14.5.14

La trampa de Helheim - Parte Diez

- ¡Ya regresó! ¡Esta aquí! – gritaba la anciana agarrándose de las paredes del ascensor  y golpeándolas una y otra vez mientras balbuceaba una oración en latín.
- Cállese vieja tonta – exclamo Darío apoyándose de una pared cerca del cadáver del drogadicto – gastara el poco aire que nos queda.
El ascensor empezó a temblar, las luces parpadearon y luego todo se oscureció.
- ¿Están bien? – pregunto Michael
- Vamos a morir, vamos a morir – sollozaba la anciana.
- Cálmense – dijo Yeun, el joven asiático mientras sacaba una caja de fósforos – la policía está aquí y se asegurara de sacarnos.
Yeun encendió la cerilla mientras los demás observaban al joven con la pequeña llama entre sus dedos mientras sonreía nervioso.
- Todo estará bien.
Y mientras se calmaban la cerilla se fue extinguiendo hasta que la oscuridad regreso al interior del elevador.
Un grito se escucho en las tinieblas del lugar y sonidos de garras penetrando la carne mientras alguien parecía ahogarse y escupir al tiempo que caía al suelo al mismo tiempo que las luces regresaban dentro del elevador de carga.
- ¡Oh por Dios! – grito Yeun observando el cuerpo de la anciana en el piso escupiendo grandes cantidades de sangre mientras su cuerpo se sacudía.
- Pronto denle la vuelta – balbuceo la universitaria sin poder moverse de la esquina donde se encontraba.
Al darle la vuelta observaron que toda su garganta estaba destrozada y sus ojos aun parpadeaban llenos de terror.
- ¿Qué paso? ¿Qué demonios sucedió? – resonó una voz por el altavoz.
- Él lo mato, debió ser él – balbuceo la universitaria señalando al joven asiático.
- ¿Yo? Tú estabas tan cerca de la vieja como yo, bien pudiste haber sido tú – se defendió Yeun.
- ¡Basta! – grito el detective a través del altavoz – concejal Hernández, présteme atención, revise a cada uno de los allí presentes y asegúrese de sacar cualquier objeto corto punzante que pudieran tener.
- Pero, pero, ¿Por qué yo?
- Señor, haga lo que le digo y luego usted señor Freedom haga lo mismo con el concejal después de eso cada uno de ustedes se mantendrá su distancia los unos de los otros, ¿me escucharon?
Todos asintieron con la cabeza en silencio y confundidos.

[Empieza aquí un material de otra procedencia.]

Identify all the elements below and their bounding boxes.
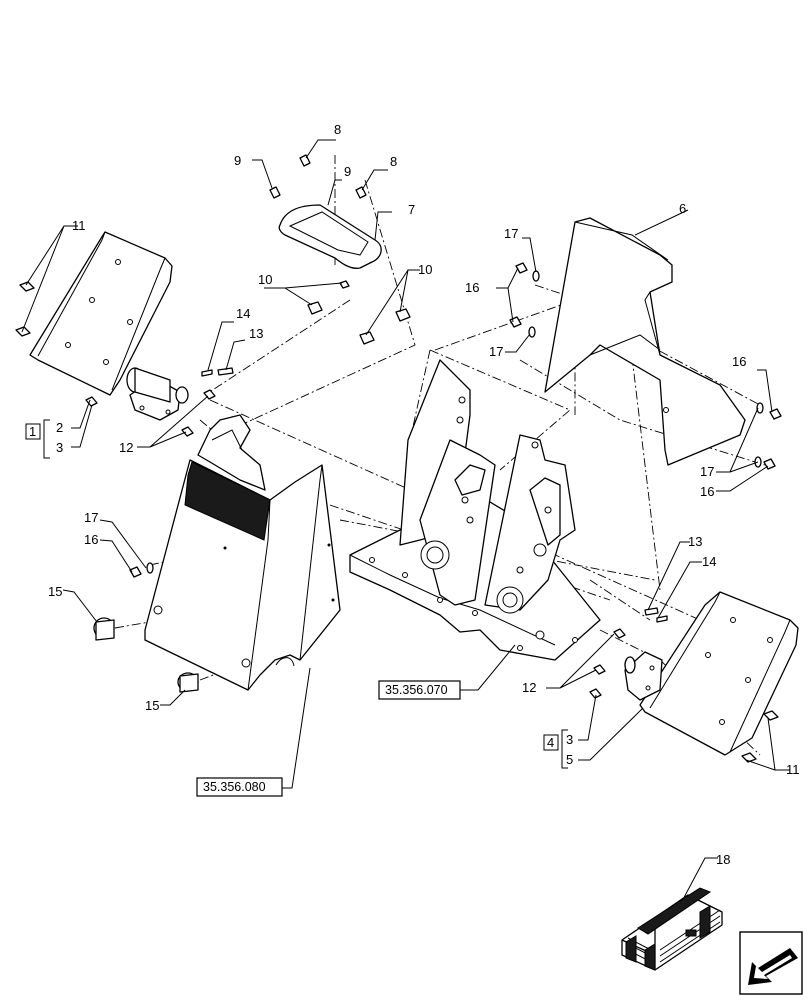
console-housing [144,414,341,691]
callout-16c: 16 [700,484,714,499]
group-left: 1 2 3 [25,419,63,459]
caps-15 [93,617,199,693]
left-side-plate [29,231,173,396]
callout-10a: 10 [258,272,272,287]
callout-15a: 15 [48,584,62,599]
reference-070[interactable]: 35.356.070 [378,680,461,700]
group-left-item-2: 3 [56,440,63,455]
group-right-item-1: 3 [566,732,573,747]
leader-lines [21,139,790,906]
callout-11a: 11 [72,218,86,233]
callout-9b: 9 [344,164,351,179]
callout-18: 18 [716,852,730,867]
callout-14b: 14 [702,554,716,569]
callout-14a: 14 [236,306,250,321]
left-pivot-assembly [85,367,234,437]
right-side-plate [639,591,799,756]
group-right: 4 3 5 [543,729,573,769]
callout-17d: 17 [84,510,98,525]
shield-fasteners [509,262,782,470]
callout-8b: 8 [390,154,397,169]
right-pivot-assembly [589,607,779,763]
left-bolts-11 [15,281,35,337]
callout-12b: 12 [522,680,536,695]
callout-16d: 16 [84,532,98,547]
callout-10b: 10 [418,262,432,277]
callout-16b: 16 [732,354,746,369]
callout-17a: 17 [504,226,518,241]
reference-080[interactable]: 35.356.080 [196,777,283,797]
callout-17c: 17 [700,464,714,479]
shield-cover-6 [544,217,746,466]
callout-8a: 8 [334,122,341,137]
console-fasteners [129,562,154,578]
reference-080-label: 35.356.080 [203,780,266,794]
callout-16a: 16 [465,280,479,295]
group-left-item-1: 2 [56,420,63,435]
callout-11b: 11 [786,762,800,777]
callout-13a: 13 [249,326,263,341]
callout-12a: 12 [119,440,133,455]
handle-7 [278,204,382,269]
navigation-arrow-icon[interactable] [739,931,803,995]
callout-13b: 13 [688,534,702,549]
reference-070-label: 35.356.070 [385,683,448,697]
center-frame [349,359,601,661]
callout-17b: 17 [489,344,503,359]
callout-15b: 15 [145,698,159,713]
callout-7: 7 [408,202,415,217]
group-left-box: 1 [29,424,36,439]
callout-labels: 6 7 8 8 9 9 10 10 11 11 12 12 13 13 14 1… [48,122,800,867]
group-right-box: 4 [547,735,554,750]
packaging-crate-icon [621,887,723,971]
callout-6: 6 [679,201,686,216]
group-right-item-2: 5 [566,752,573,767]
callout-9a: 9 [234,153,241,168]
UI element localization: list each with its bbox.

- ¿Me entendieron? – grito el detective
- Si, lo entendimos – exclamo el concejal mientras empezaba a revisar a cada uno de los allí presentes.
- No podemos dejarlos allí – dijo Marco mientras era revisado por el concejal.
- El muchacho tiene razón – susurro el detective sin darse cuenta que aun tenía el botón del altavoz aun aplastado.
- ¿Podemos mover los cuerpos? – pregunto Michael observando la cámara de seguridad.
- ¿Eh? Sí, claro, coloquen ambos cuerpos en un una esquina hasta que podamos sacarlos de allí pero solo cuando se termine la revisión y me muestren lo que han encontrado.
El concejal siguió revisando a cada uno de los sobrevivientes sacando los sobres con letras doradas y los celulares colocándolos en el piso del elevador, luego el mismo caballero fue revisado por Michael. Ninguno tenía ningún arma pero por primera vez todos se percataron de los sobres que habían tenido en su poder, el muchacho se acerco a los cadáveres y los reviso con febril desesperación encontrando para su sorpresa el mismo tipo de sobres en poder de los cuerpos.